Rosario Crocetta si era presentato come cambiamento, l’uomo della rivoluzione e delle scelte coraggiose, lungimiranti, illuminate. Molti hanno invece l’impressione (forse più di una semplice impressione) che sia l’ennesimo flop, la solita promessa non mantenuta. Non sarebbe strano, la storia siciliana ci ha abituato a estemporanei salvatori della patria; si stanno ancora aspettando le terre che Garibaldi promise ai contadini sbarcando a Marsala, o l’autonomia (sostanziale, non soltanto formale) promessa in cambio dell’assopimento del fuoco indipendentista risvegliato da Salvatore Giuliano.

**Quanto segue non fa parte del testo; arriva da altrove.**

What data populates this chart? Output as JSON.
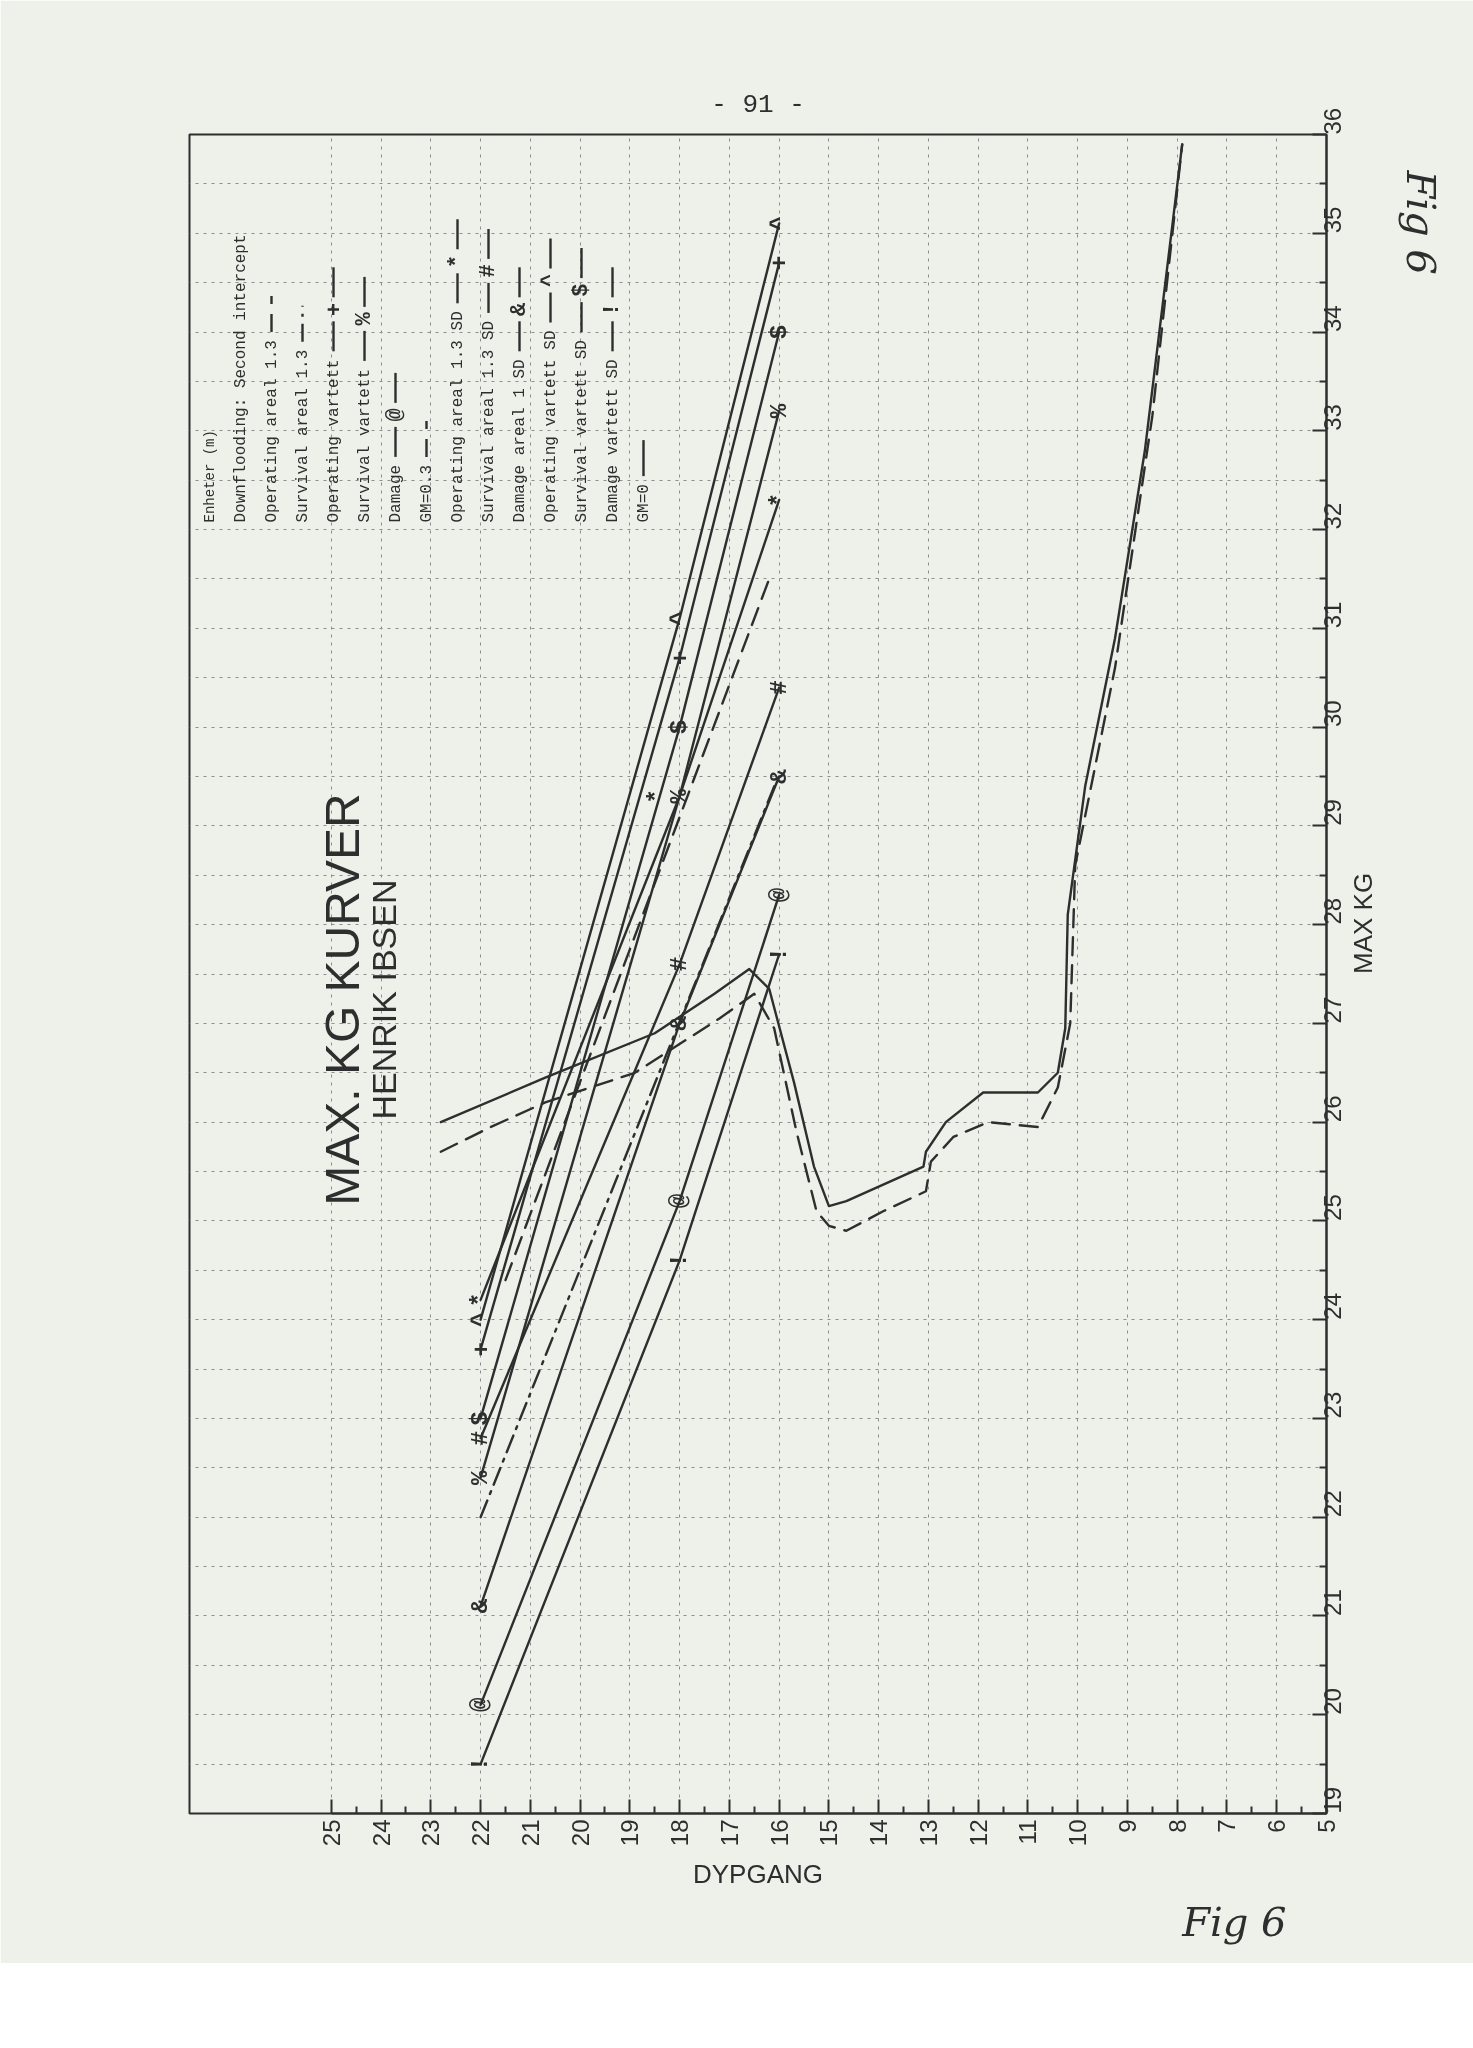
{
  "chart_data": {
    "type": "line",
    "title": "MAX. KG KURVER",
    "subtitle": "HENRIK IBSEN",
    "xlabel": "DYPGANG",
    "ylabel": "MAX KG",
    "legend_title": "Downflooding: Second intercept",
    "annotations": [
      "Enheter (m)",
      "- 91 -",
      "Fig 6",
      "Fig 6"
    ],
    "xlim": [
      25,
      5
    ],
    "xticks": [
      25,
      24,
      23,
      22,
      21,
      20,
      19,
      18,
      17,
      16,
      15,
      14,
      13,
      12,
      11,
      10,
      9,
      8,
      7,
      6,
      5
    ],
    "ylim": [
      19,
      36
    ],
    "yticks": [
      19,
      20,
      21,
      22,
      23,
      24,
      25,
      26,
      27,
      28,
      29,
      30,
      31,
      32,
      33,
      34,
      35,
      36
    ],
    "grid": true,
    "legend": "top left",
    "series": [
      {
        "name": "Operating areal 1.3",
        "color": "#2e2e2e",
        "line_style": "dashed",
        "x": [
          21.5,
          16.2
        ],
        "values": [
          24.4,
          31.5
        ]
      },
      {
        "name": "Survival areal 1.3",
        "color": "#2e2e2e",
        "line_style": "dashdot",
        "x": [
          22,
          16.1
        ],
        "values": [
          22.0,
          29.4
        ]
      },
      {
        "name": "Operating vartett",
        "color": "#2e2e2e",
        "line_style": "solid",
        "x": [
          22,
          18,
          16
        ],
        "values": [
          23.7,
          30.7,
          34.7
        ],
        "value_labels": [
          "+",
          "+",
          "+"
        ]
      },
      {
        "name": "Survival vartett",
        "color": "#2e2e2e",
        "line_style": "solid",
        "x": [
          22,
          18,
          16
        ],
        "values": [
          22.4,
          29.3,
          33.2
        ],
        "value_labels": [
          "%",
          "%",
          "%"
        ]
      },
      {
        "name": "Damage",
        "color": "#2e2e2e",
        "line_style": "solid",
        "x": [
          22,
          18,
          16
        ],
        "values": [
          20.1,
          25.2,
          28.3
        ],
        "value_labels": [
          "@",
          "@",
          "@"
        ]
      },
      {
        "name": "GM=0.3",
        "color": "#2e2e2e",
        "line_style": "dashed",
        "x": [
          22.8,
          21.8,
          20.7,
          18.9,
          17.2,
          16.5,
          16.1,
          15.65,
          15.25,
          15.0,
          14.65,
          13.9,
          13.05,
          12.95,
          12.5,
          11.8,
          10.8,
          10.4,
          10.15,
          10.05,
          9.25,
          8.5,
          7.9
        ],
        "values": [
          25.7,
          25.95,
          26.2,
          26.5,
          27.05,
          27.3,
          26.95,
          25.9,
          25.1,
          24.95,
          24.9,
          25.1,
          25.3,
          25.6,
          25.85,
          26.0,
          25.95,
          26.35,
          27.0,
          28.6,
          30.6,
          33.15,
          35.9
        ]
      },
      {
        "name": "Operating areal 1.3 SD",
        "color": "#2e2e2e",
        "line_style": "solid",
        "x": [
          22,
          18,
          16
        ],
        "values": [
          24.2,
          29.3,
          32.3
        ],
        "value_labels": [
          "*",
          "*",
          "*"
        ]
      },
      {
        "name": "Survival areal 1.3 SD",
        "color": "#2e2e2e",
        "line_style": "solid",
        "x": [
          22,
          18,
          16
        ],
        "values": [
          22.8,
          27.6,
          30.4
        ],
        "value_labels": [
          "#",
          "#",
          "#"
        ]
      },
      {
        "name": "Damage areal 1 SD",
        "color": "#2e2e2e",
        "line_style": "solid",
        "x": [
          22,
          18,
          16
        ],
        "values": [
          21.1,
          27.0,
          29.5
        ],
        "value_labels": [
          "&",
          "&",
          "&"
        ]
      },
      {
        "name": "Operating vartett SD",
        "color": "#2e2e2e",
        "line_style": "solid",
        "x": [
          22,
          18,
          16
        ],
        "values": [
          24.0,
          31.1,
          35.1
        ],
        "value_labels": [
          "^",
          "^",
          "^"
        ]
      },
      {
        "name": "Survival vartett SD",
        "color": "#2e2e2e",
        "line_style": "solid",
        "x": [
          22,
          18,
          16
        ],
        "values": [
          23.0,
          30.0,
          34.0
        ],
        "value_labels": [
          "$",
          "$",
          "$"
        ]
      },
      {
        "name": "Damage vartett SD",
        "color": "#2e2e2e",
        "line_style": "solid",
        "x": [
          22,
          18,
          16
        ],
        "values": [
          19.5,
          24.6,
          27.7
        ],
        "value_labels": [
          "!",
          "!",
          "!"
        ]
      },
      {
        "name": "GM=0",
        "color": "#2e2e2e",
        "line_style": "solid",
        "x": [
          22.8,
          20.7,
          18.5,
          17.3,
          16.6,
          16.2,
          15.7,
          15.3,
          15.0,
          14.65,
          13.1,
          13.05,
          12.65,
          11.9,
          10.8,
          10.4,
          10.25,
          10.2,
          9.85,
          9.25,
          8.65,
          7.9
        ],
        "values": [
          26.0,
          26.45,
          26.9,
          27.3,
          27.55,
          27.35,
          26.4,
          25.55,
          25.15,
          25.2,
          25.55,
          25.7,
          26.0,
          26.3,
          26.3,
          26.5,
          26.95,
          28.1,
          29.4,
          30.9,
          32.8,
          35.9
        ]
      }
    ]
  }
}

Giampiero Trizzino, presidente della commissione Ambiente alla Regione Sicilia, sottolinea alla Gazzetta del Sud le conclusioni di Paul Connett, scienziato americano tra gli ideatori di Rifiuti Zero, la strategia di gestione dei rifiuti attualmente più all’avanguardia e adottata già da più di 200 città italiane (e anche da San Francisco, in California), il quale afferma che non vi sono evidenze scientifiche che dimostrino la capacità degli inceneritori di neutralizzare le nano particelle, le più pericolose per l’uomo. Per questo motivo è stata depositata una proposta di legge che ha l’obiettivo di rendere l’illegale l’incenerimento dei rifiuti, proponendo una gestione più ecologica e a bassissimo impatto ambientale.

La politica regionale siciliana sembra aver dimenticato, inoltre, di avere a disposizione una terra con chilometri di coste, bagnate dal mare solcato dai greci, dai fenici e dai siciliani stessi, che hanno esportato la civiltà e il sapere. Immaginate la Valle dei Templi, l’anfiteatro di Siracusa, il teatro antico di Taormina, il barocco dorato delle città siciliane,  avvolti dal fumo e da un mare dove non ci si può bagnare, dove diventa impossibile sforzarsi per far finta di guardare le imprese di Archimede. Ma è il Mediterraneo tutto ad essere in pericolo, e per quanto riguarda il Mezzogiorno d’Italia bisogna ricordare ancora che in tutte le regioni sono sotterrati rifiuti tossici o sono immesse nell’ambiente sostanze dannose per la salute, dall’Abruzzo alla Calabria fino in Sicilia.